Isto dizia na sala de armas do castelo de Beja Gonçalo Mendes da Maia, a  quem, pelas muitas batalhas que pelejara e pelo seu valor indomável,  chamavam Lidador. Afonso Henriques, depois do infeliz sucesso de Badajoz,  e feitas pazes com el-rei Leão, o nomeara carairo da cidade de Beja, de pouco  tempo conquistada aos mouros. Os quatro Viegas, filhos do bom velho Egas  Moniz, estavam com ele, e outro muitos cavaleiros afamados, entre os quais  D. Ligel de Flandres e Mem Moniz — que a festa dos vossos anos, Senhor  Gonçalo Mendes, será mais de mancebo cavaleiro que de capitão encanecido e  prudente. Deu-vos el-rei esta frontaria de Beja para bem a haverdes de  guardar, e não sei se arriscado é sair hoje à campanha, que dizem os escutas,  chegados ao romper d'alva, que o famoso Almoleimar correr por estes  arredores com dez vezes mais lanças do que todas as que estão encostadas nos  lanceiros desta sala de armas.
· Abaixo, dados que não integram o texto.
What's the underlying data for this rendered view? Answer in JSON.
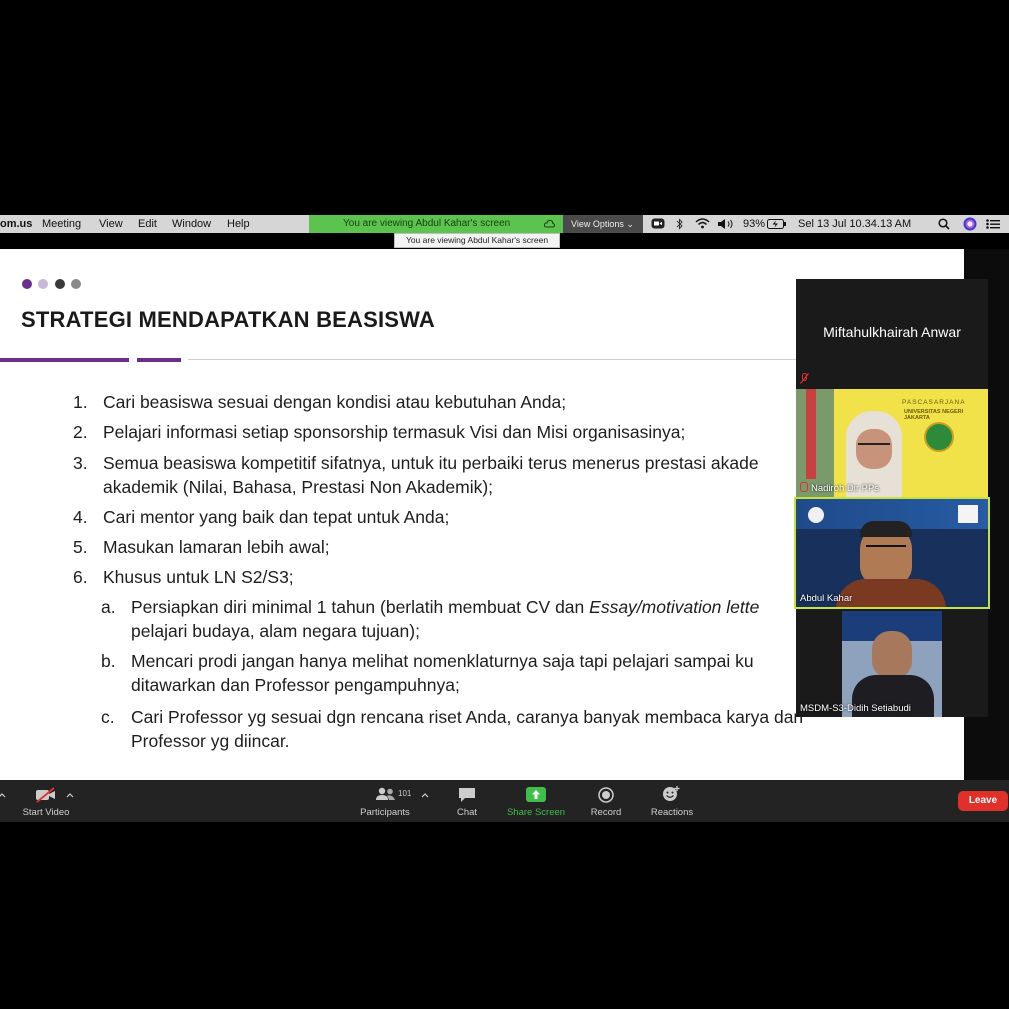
{
  "menubar": {
    "app_name": "om.us",
    "menus": [
      "Meeting",
      "View",
      "Edit",
      "Window",
      "Help"
    ],
    "viewing_banner": "You are viewing Abdul Kahar's screen",
    "view_options": "View Options ⌄",
    "battery": "93%",
    "datetime": "Sel 13 Jul  10.34.13 AM",
    "tooltip": "You are viewing Abdul Kahar's screen"
  },
  "slide": {
    "title": "STRATEGI MENDAPATKAN BEASISWA",
    "dot_colors": [
      "#6b2f8e",
      "#c8b8d8",
      "#3a3a3a",
      "#8a8a8a"
    ],
    "items": [
      {
        "num": "1.",
        "text": "Cari beasiswa sesuai dengan kondisi atau kebutuhan Anda;"
      },
      {
        "num": "2.",
        "text": "Pelajari informasi setiap sponsorship termasuk Visi dan Misi organisasinya;"
      },
      {
        "num": "3.",
        "text": "Semua beasiswa kompetitif sifatnya, untuk itu perbaiki terus menerus prestasi akade",
        "text2": "akademik (Nilai, Bahasa, Prestasi Non Akademik);"
      },
      {
        "num": "4.",
        "text": "Cari mentor yang baik dan tepat untuk Anda;"
      },
      {
        "num": "5.",
        "text": "Masukan lamaran lebih awal;"
      },
      {
        "num": "6.",
        "text": "Khusus untuk LN S2/S3;"
      }
    ],
    "subitems": [
      {
        "letter": "a.",
        "text_a": "Persiapkan diri minimal 1 tahun (berlatih membuat CV dan ",
        "text_italic": "Essay/motivation lette",
        "text2": "pelajari budaya, alam negara tujuan);"
      },
      {
        "letter": "b.",
        "text": "Mencari prodi jangan hanya melihat nomenklaturnya saja tapi pelajari sampai ku",
        "text2": "ditawarkan dan Professor pengampuhnya;"
      },
      {
        "letter": "c.",
        "text": "Cari Professor yg sesuai dgn rencana riset Anda, caranya banyak membaca karya dan",
        "text2": "Professor yg diincar."
      }
    ]
  },
  "panel": {
    "active_speaker": "Miftahulkhairah Anwar",
    "tiles": [
      {
        "label": "Nadiroh Dir PPs",
        "poster_title": "PASCASARJANA",
        "poster_sub": "UNIVERSITAS NEGERI JAKARTA"
      },
      {
        "label": "Abdul Kahar"
      },
      {
        "label": "MSDM-S3-Didih Setiabudi"
      }
    ]
  },
  "toolbar": {
    "start_video": "Start Video",
    "participants": "Participants",
    "participants_count": "101",
    "chat": "Chat",
    "share_screen": "Share Screen",
    "record": "Record",
    "reactions": "Reactions",
    "leave": "Leave",
    "share_color": "#3fbf4a",
    "leave_color": "#e0302a"
  }
}
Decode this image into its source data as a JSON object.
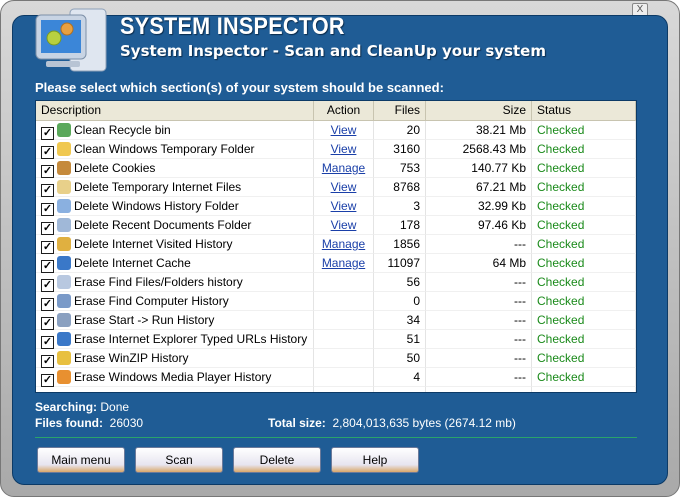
{
  "header": {
    "title": "SYSTEM INSPECTOR",
    "subtitle": "System Inspector - Scan and CleanUp your system",
    "close": "X"
  },
  "prompt": "Please select which section(s) of your system should be scanned:",
  "columns": [
    "Description",
    "Action",
    "Files",
    "Size",
    "Status"
  ],
  "rows": [
    {
      "desc": "Clean Recycle bin",
      "action": "View",
      "files": "20",
      "size": "38.21 Mb",
      "status": "Checked",
      "icon": "#5aa85a"
    },
    {
      "desc": "Clean Windows Temporary Folder",
      "action": "View",
      "files": "3160",
      "size": "2568.43 Mb",
      "status": "Checked",
      "icon": "#f0c850"
    },
    {
      "desc": "Delete Cookies",
      "action": "Manage",
      "files": "753",
      "size": "140.77 Kb",
      "status": "Checked",
      "icon": "#c58a3c"
    },
    {
      "desc": "Delete Temporary Internet Files",
      "action": "View",
      "files": "8768",
      "size": "67.21 Mb",
      "status": "Checked",
      "icon": "#e8d08a"
    },
    {
      "desc": "Delete Windows History Folder",
      "action": "View",
      "files": "3",
      "size": "32.99 Kb",
      "status": "Checked",
      "icon": "#8ab0e0"
    },
    {
      "desc": "Delete Recent Documents Folder",
      "action": "View",
      "files": "178",
      "size": "97.46 Kb",
      "status": "Checked",
      "icon": "#a0b8d8"
    },
    {
      "desc": "Delete Internet Visited History",
      "action": "Manage",
      "files": "1856",
      "size": "---",
      "status": "Checked",
      "icon": "#e0b040"
    },
    {
      "desc": "Delete Internet Cache",
      "action": "Manage",
      "files": "11097",
      "size": "64 Mb",
      "status": "Checked",
      "icon": "#3a78c8"
    },
    {
      "desc": "Erase Find Files/Folders history",
      "action": "",
      "files": "56",
      "size": "---",
      "status": "Checked",
      "icon": "#b8c8e0"
    },
    {
      "desc": "Erase Find Computer History",
      "action": "",
      "files": "0",
      "size": "---",
      "status": "Checked",
      "icon": "#7a9ac8"
    },
    {
      "desc": "Erase Start -> Run History",
      "action": "",
      "files": "34",
      "size": "---",
      "status": "Checked",
      "icon": "#8aa0c0"
    },
    {
      "desc": "Erase Internet Explorer Typed URLs History",
      "action": "",
      "files": "51",
      "size": "---",
      "status": "Checked",
      "icon": "#3a78c8"
    },
    {
      "desc": "Erase WinZIP History",
      "action": "",
      "files": "50",
      "size": "---",
      "status": "Checked",
      "icon": "#e8c040"
    },
    {
      "desc": "Erase Windows Media Player History",
      "action": "",
      "files": "4",
      "size": "---",
      "status": "Checked",
      "icon": "#e89030"
    },
    {
      "desc": "",
      "action": "",
      "files": "",
      "size": "",
      "status": "",
      "icon": "#fff"
    }
  ],
  "status": {
    "searching_label": "Searching:",
    "searching_value": "Done",
    "files_label": "Files found:",
    "files_value": "26030",
    "total_label": "Total size:",
    "total_value": "2,804,013,635 bytes (2674.12 mb)"
  },
  "buttons": {
    "main_menu": "Main menu",
    "scan": "Scan",
    "delete": "Delete",
    "help": "Help"
  }
}
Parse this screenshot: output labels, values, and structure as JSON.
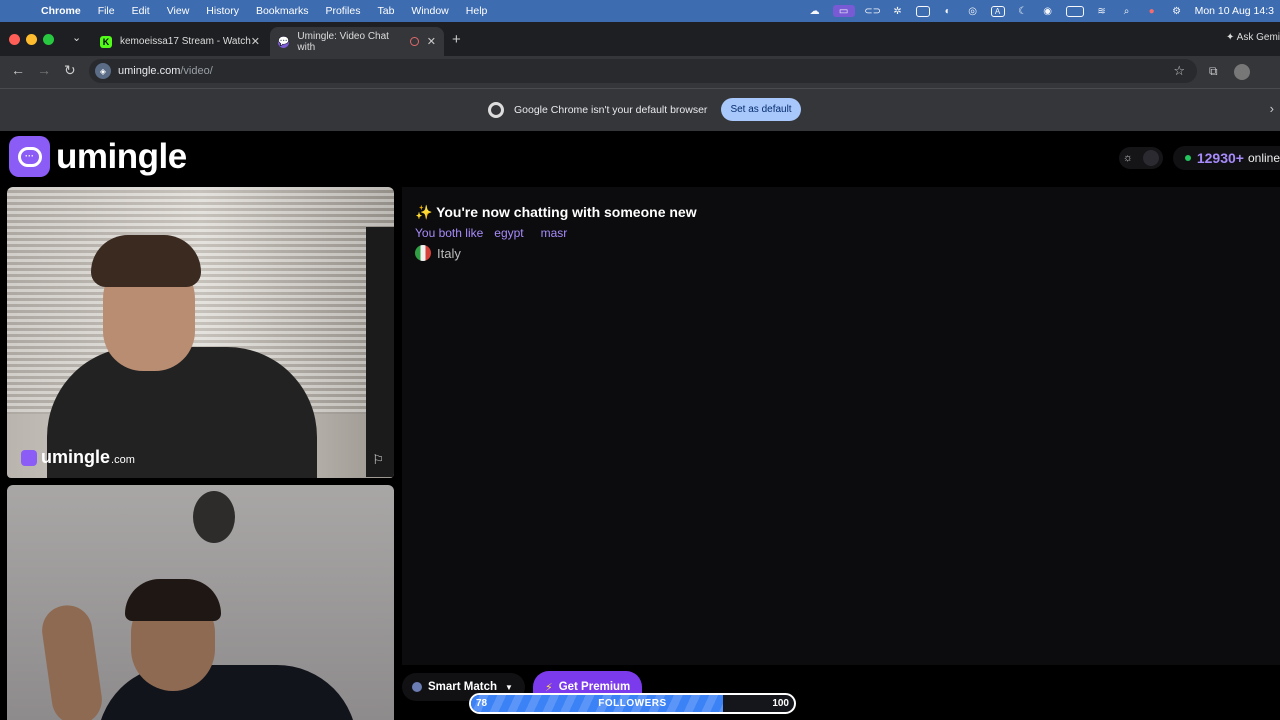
{
  "menubar": {
    "app": "Chrome",
    "items": [
      "File",
      "Edit",
      "View",
      "History",
      "Bookmarks",
      "Profiles",
      "Tab",
      "Window",
      "Help"
    ],
    "clock": "Mon 10 Aug  14:3",
    "status_icons": [
      "cloud-icon",
      "screen-record-icon",
      "link-icon",
      "chatgpt-icon",
      "window-icon",
      "globe-icon",
      "airdrop-icon",
      "keyboard-a-icon",
      "moon-icon",
      "user-icon",
      "battery-icon",
      "wifi-icon",
      "search-icon",
      "record-dot-icon",
      "control-center-icon"
    ]
  },
  "tabs": [
    {
      "favicon": "K",
      "title": "kemoeissa17 Stream - Watch",
      "active": false
    },
    {
      "favicon": "",
      "title": "Umingle: Video Chat with",
      "active": true
    }
  ],
  "ask_gemini": "Ask Gemi",
  "omnibox": {
    "host": "umingle.com",
    "path": "/video/"
  },
  "infobar": {
    "message": "Google Chrome isn't your default browser",
    "button": "Set as default"
  },
  "site": {
    "brand": "umingle",
    "online_count": "12930+",
    "online_label": "online",
    "watermark": {
      "brand": "umingle",
      "suffix": ".com"
    }
  },
  "chat": {
    "headline": "✨ You're now chatting with someone new",
    "likes_label": "You both like",
    "tags": [
      "egypt",
      "masr"
    ],
    "country": "Italy"
  },
  "controls": {
    "smart_match": "Smart Match",
    "premium": "Get Premium"
  },
  "followers_goal": {
    "label": "FOLLOWERS",
    "current": "78",
    "target": "100",
    "progress": 0.78
  },
  "colors": {
    "accent": "#8b5cf6",
    "online_dot": "#22c55e",
    "progress": "#3b82f6"
  }
}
— Voto a Cristo — atalhou o Lidador — que não cria em que o senhor rei  me houvesse posto nesta torre de Beja para estar assentado à lareira da  chaminé, como velha dona, a espreitar de vez em quando por uma seteira se  cavaleiros mouros vinham correr até a barbacã, para lhes cerrar as portas e  ladrar-lhes do cimo da torre da menagem, como usam os vilãos. Quem achar  que são duros de mais os arneses dos infiéis pode ficar-se aqui.

— Bem dito! Bem dito! — exclamarem, dando grandes risadas, os  cavaleiros mancebos.

— Por minha boa espada! — gritou Men Moniz, atirando o guante ferrado  às lájeas do pavimento — que mente pela gorja quem disser que eu ficarei  aqui, havendo dentro de dez léguas em redor lide com mouros. Senhor  Gonçalo Mendes, podeis montar no vosso ginete, e veremos qual das nossas  lanças bate primeiro em adarga mourisca.

— A cavalo! A cavalo! — gritou outra vez a chusma, com grande alarido.

Dali a pouco, ouvia-se o retumbar dos sapatos de ferro de muitos cavaleiros  descendo os degraus de mármore da torre de Beja e, passados alguns  instantes, soava só o tropear dos cavalos, atravessando a ponte levadiça das  fortificações exteriores que davam para a banda da campanha por onde  costumava aparecer a mourisma.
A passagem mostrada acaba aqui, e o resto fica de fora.